A Robust Brain Tumor Detector Using BiLSTM and Mayfly Optimization and Multi-Level Thresholding.

Abstract

A brain tumor refers to an abnormal growth of cells in the brain that can be either benign or malignant. Oncologists typically use various methods such as blood or visual tests to detect brain tumors, but these approaches can be time-consuming, require additional human effort, and may not be effective in detecting small tumors. This work proposes an effective approach to brain tumor detection that combines segmentation and feature fusion. Segmentation is performed using the mayfly optimization algorithm with multilevel Kapur's threshold technique to locate brain tumors in MRI scans. Key features are achieved from tumors employing Histogram of Oriented Gradients (HOG) and ResNet-V2, and a bidirectional long short-term memory (BiLSTM) network is used to classify tumors into three categories: pituitary, glioma, and meningioma.
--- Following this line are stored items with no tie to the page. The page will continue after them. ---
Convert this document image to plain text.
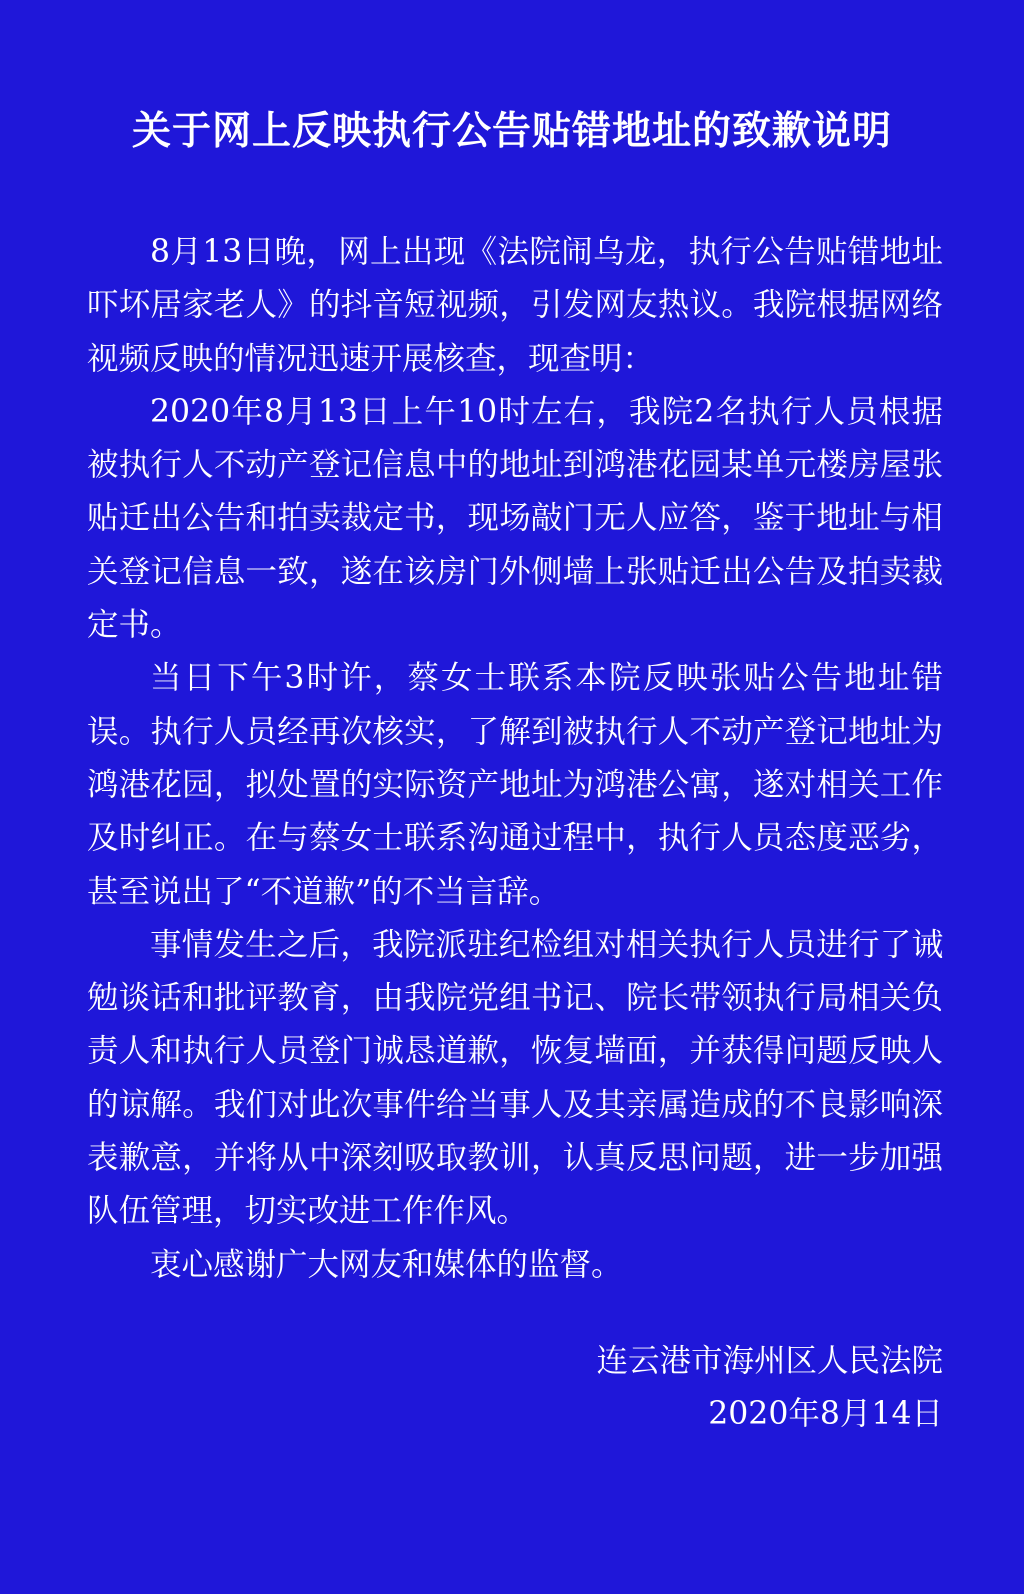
关于网上反映执行公告贴错地址的致歉说明

8月13日晚，网上出现《法院闹乌龙，执行公告贴错地址吓坏居家老人》的抖音短视频，引发网友热议。我院根据网络视频反映的情况迅速开展核查，现查明：

2020年8月13日上午10时左右，我院2名执行人员根据被执行人不动产登记信息中的地址到鸿港花园某单元楼房屋张贴迁出公告和拍卖裁定书，现场敲门无人应答，鉴于地址与相关登记信息一致，遂在该房门外侧墙上张贴迁出公告及拍卖裁定书。

当日下午3时许，蔡女士联系本院反映张贴公告地址错误。执行人员经再次核实，了解到被执行人不动产登记地址为鸿港花园，拟处置的实际资产地址为鸿港公寓，遂对相关工作及时纠正。在与蔡女士联系沟通过程中，执行人员态度恶劣，甚至说出了“不道歉”的不当言辞。

事情发生之后，我院派驻纪检组对相关执行人员进行了诫勉谈话和批评教育，由我院党组书记、院长带领执行局相关负责人和执行人员登门诚恳道歉，恢复墙面，并获得问题反映人的谅解。我们对此次事件给当事人及其亲属造成的不良影响深表歉意，并将从中深刻吸取教训，认真反思问题，进一步加强队伍管理，切实改进工作作风。

衷心感谢广大网友和媒体的监督。

连云港市海州区人民法院
2020年8月14日
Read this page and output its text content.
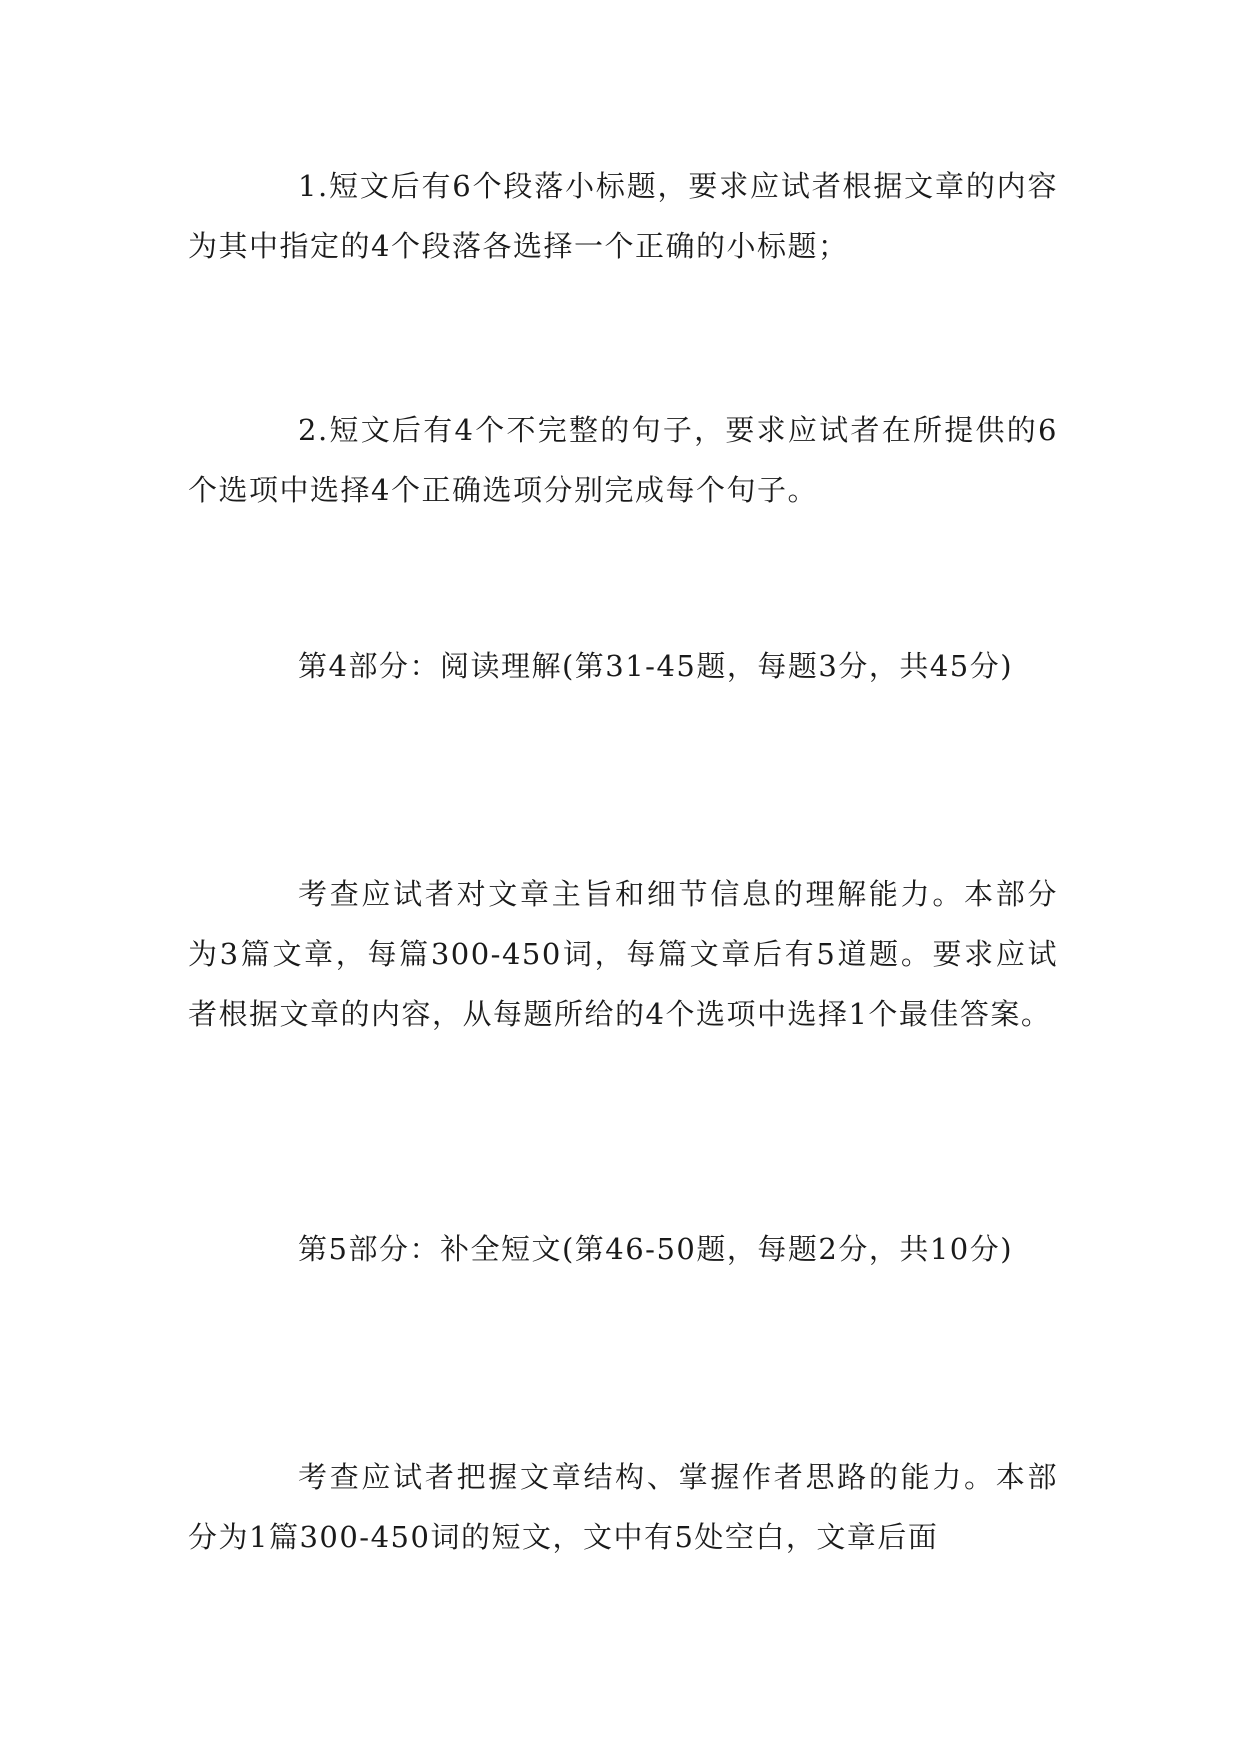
1.短文后有6个段落小标题，要求应试者根据文章的内容为其中指定的4个段落各选择一个正确的小标题；

2.短文后有4个不完整的句子，要求应试者在所提供的6个选项中选择4个正确选项分别完成每个句子。

第4部分：阅读理解(第31-45题，每题3分，共45分)

考查应试者对文章主旨和细节信息的理解能力。本部分为3篇文章，每篇300-450词，每篇文章后有5道题。要求应试者根据文章的内容，从每题所给的4个选项中选择1个最佳答案。

第5部分：补全短文(第46-50题，每题2分，共10分)

考查应试者把握文章结构、掌握作者思路的能力。本部分为1篇300-450词的短文，文中有5处空白，文章后面
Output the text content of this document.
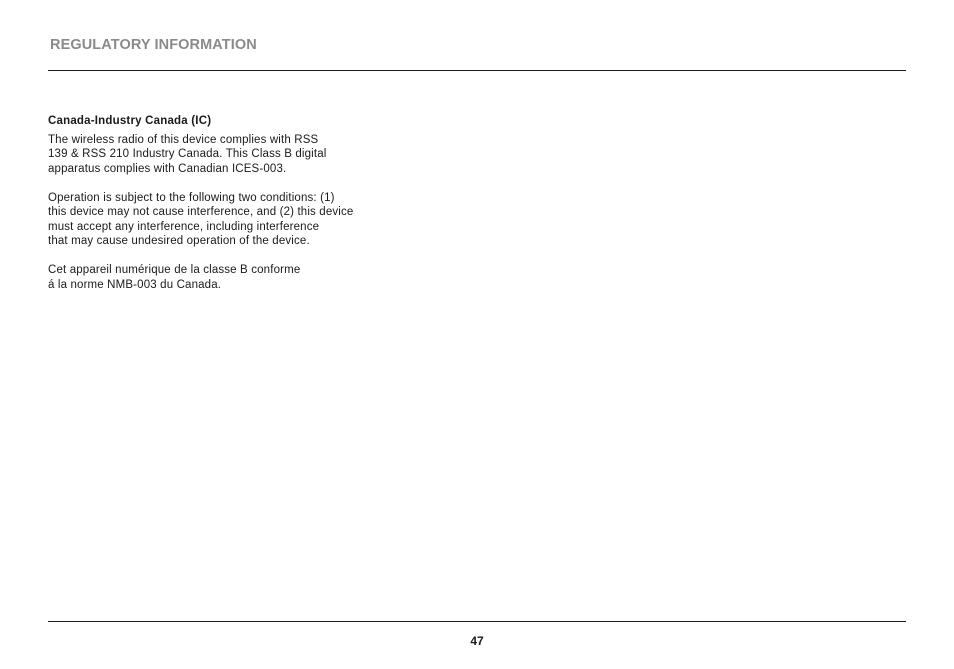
REGULATORY INFORMATION
Canada-Industry Canada (IC)
The wireless radio of this device complies with RSS
139 & RSS 210 Industry Canada. This Class B digital
apparatus complies with Canadian ICES-003.
Operation is subject to the following two conditions: (1)
this device may not cause interference, and (2) this device
must accept any interference, including interference
that may cause undesired operation of the device.
Cet appareil numérique de la classe B conforme
á la norme NMB-003 du Canada.
47
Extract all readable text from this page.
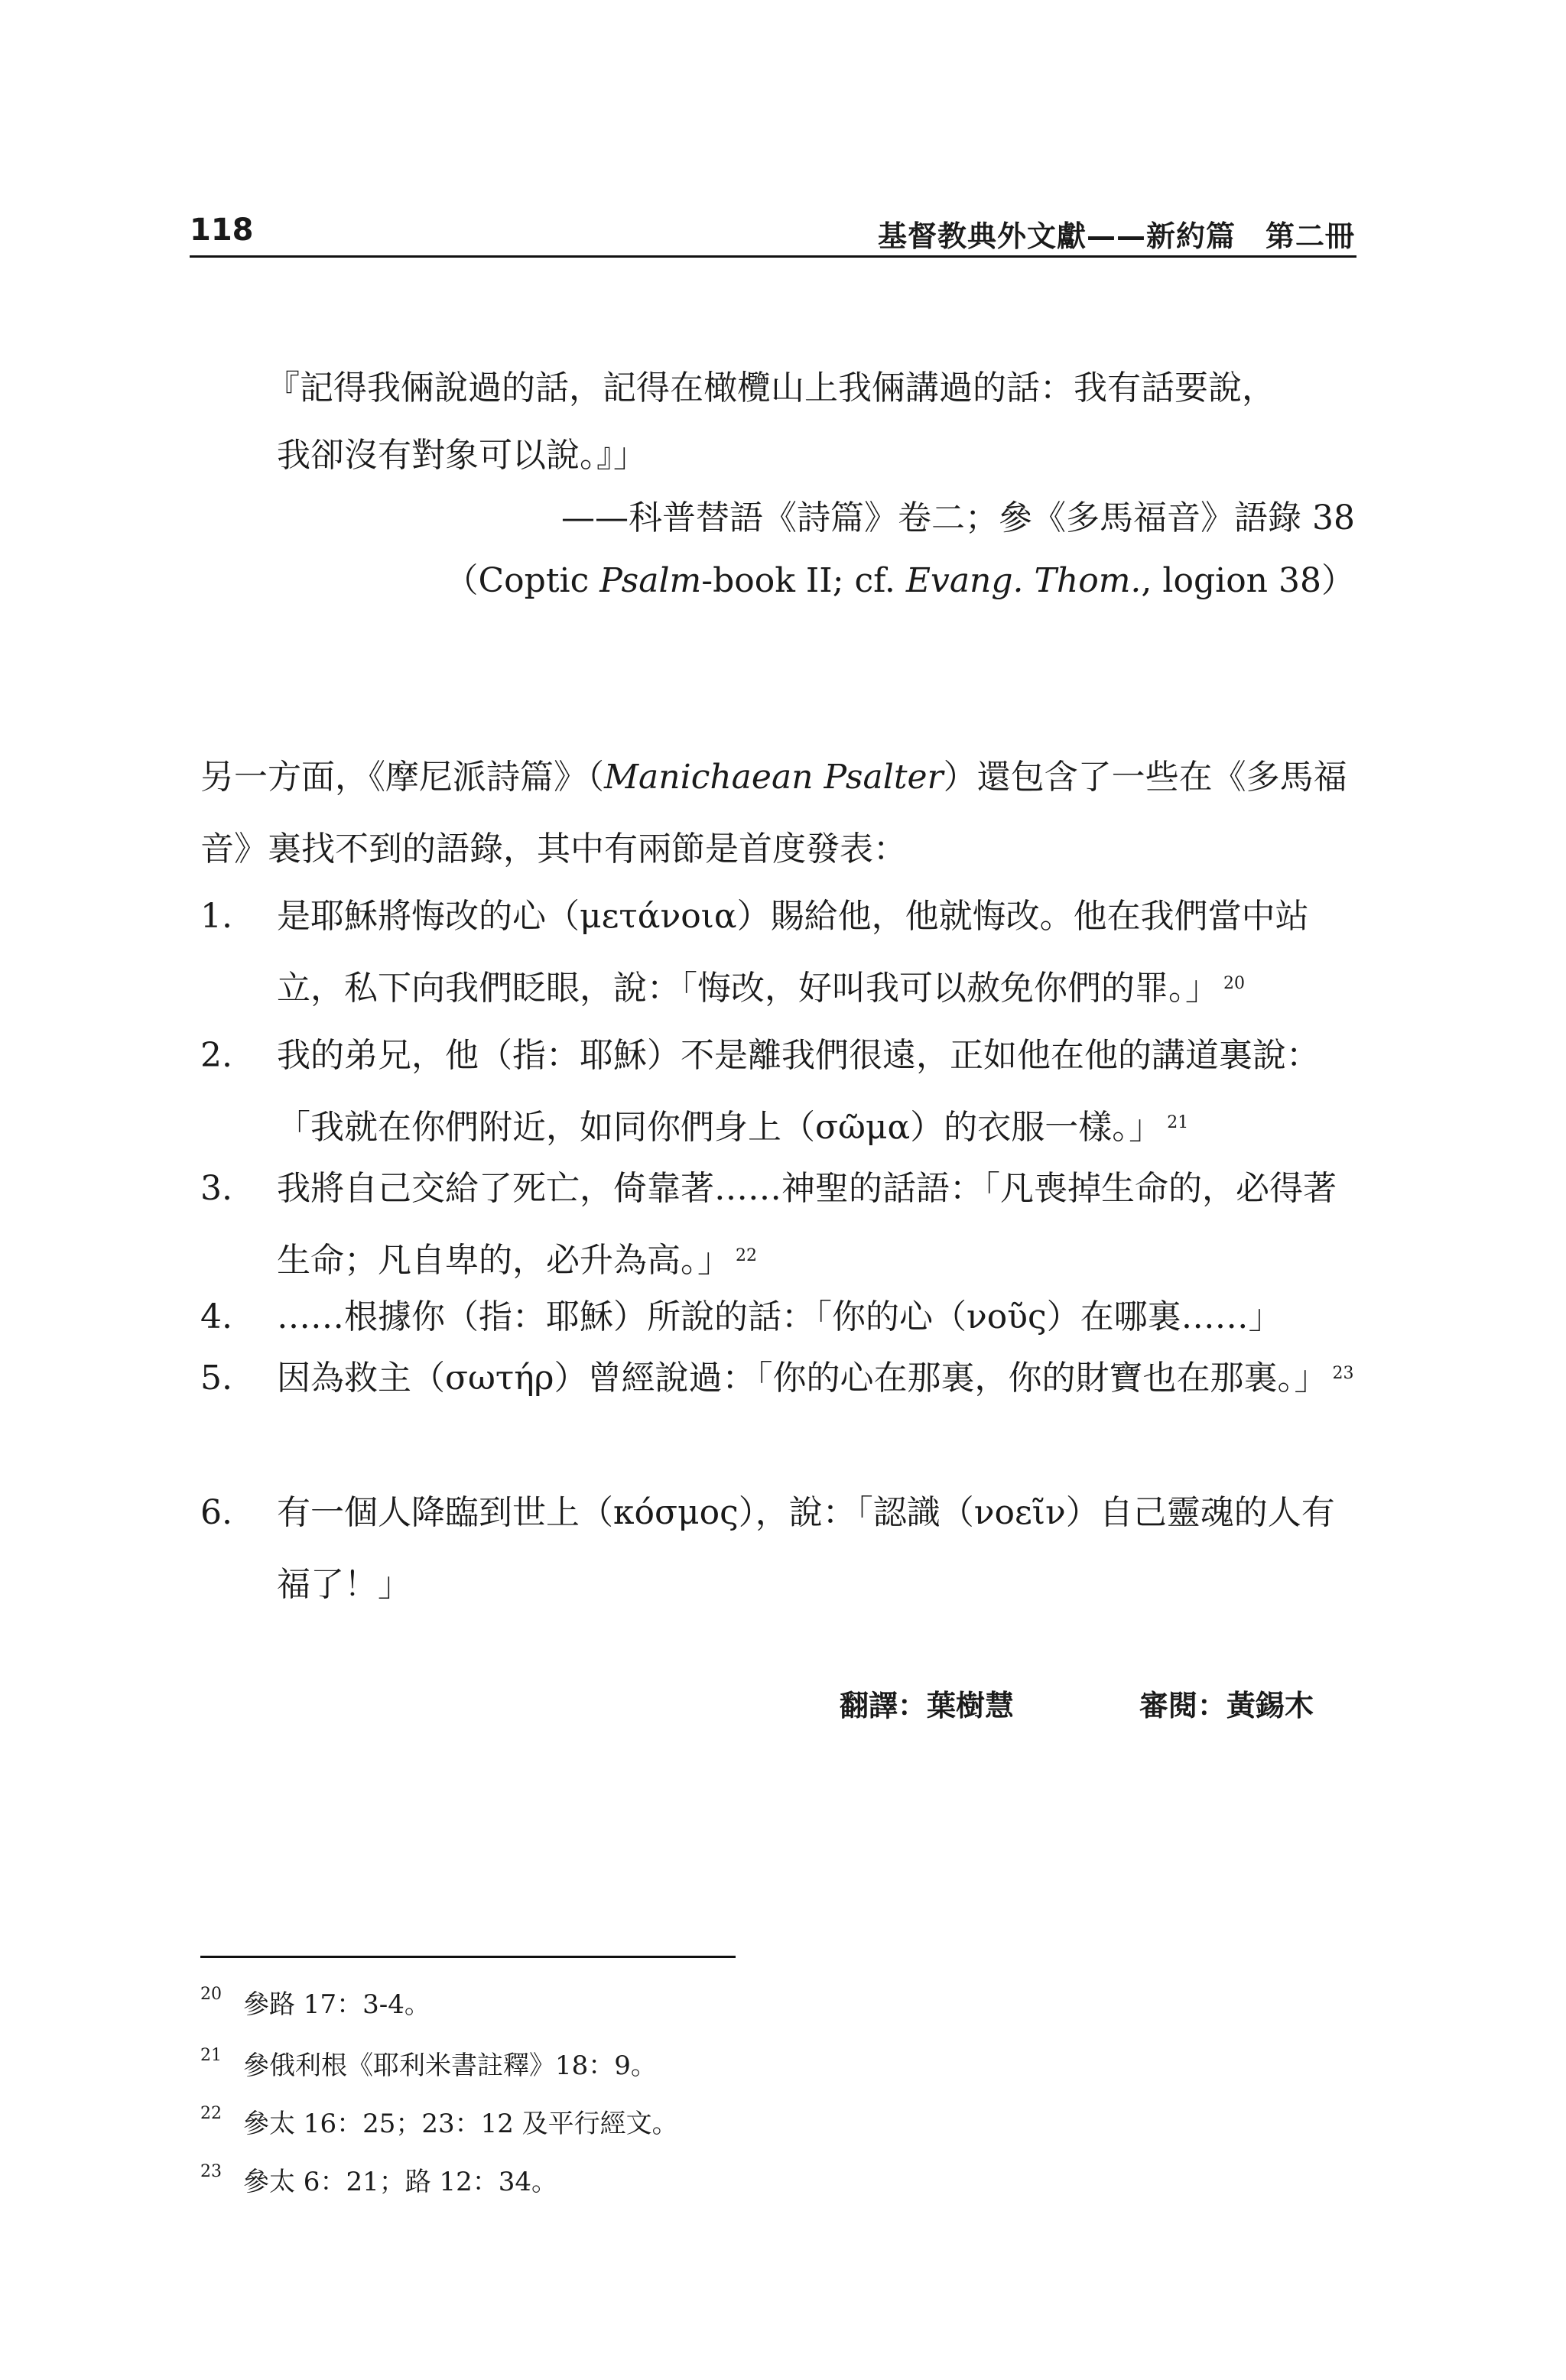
118	基督教典外文獻——新約篇　第二冊
『記得我倆說過的話，記得在橄欖山上我倆講過的話：我有話要說，
我卻沒有對象可以說。』」
——科普替語《詩篇》卷二；參《多馬福音》語錄 38
（Coptic Psalm-book II; cf. Evang. Thom., logion 38）
另一方面，《摩尼派詩篇》（Manichaean Psalter）還包含了一些在《多馬福音》裏找不到的語錄，其中有兩節是首度發表：
1. 是耶穌將悔改的心（μετάνοια）賜給他，他就悔改。他在我們當中站立，私下向我們眨眼，說：「悔改，好叫我可以赦免你們的罪。」 $^{20}$
2. 我的弟兄，他（指：耶穌）不是離我們很遠，正如他在他的講道裏說：「我就在你們附近，如同你們身上（σῶμα）的衣服一樣。」 $^{21}$
3. 我將自己交給了死亡，倚靠著……神聖的話語：「凡喪掉生命的，必得著生命；凡自卑的，必升為高。」 $^{22}$
4. ……根據你（指：耶穌）所說的話：「你的心（νοῦς）在哪裏……」
5. 因為救主（σωτήρ）曾經說過：「你的心在那裏，你的財寶也在那裏。」 $^{23}$
6. 有一個人降臨到世上（κόσμος），說：「認識（νοεῖν）自己靈魂的人有福了！」
翻譯：葉樹慧	審閱：黃錫木
20 參路 17：3-4。
21 參俄利根《耶利米書註釋》18：9。
22 參太 16：25；23：12 及平行經文。
23 參太 6：21；路 12：34。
The suggested methodology is trained and tested on two datasets, Figshare and Harvard, achieving high accuracy, precision, recall, F1 score, and area under the curve (AUC). The results of a comparative analysis with existing DL and ML methods demonstrate that the proposed approach offers superior outcomes. This approach has the potential to improve brain tumor detection, particularly for small tumors, but further validation and testing are needed before clinical use.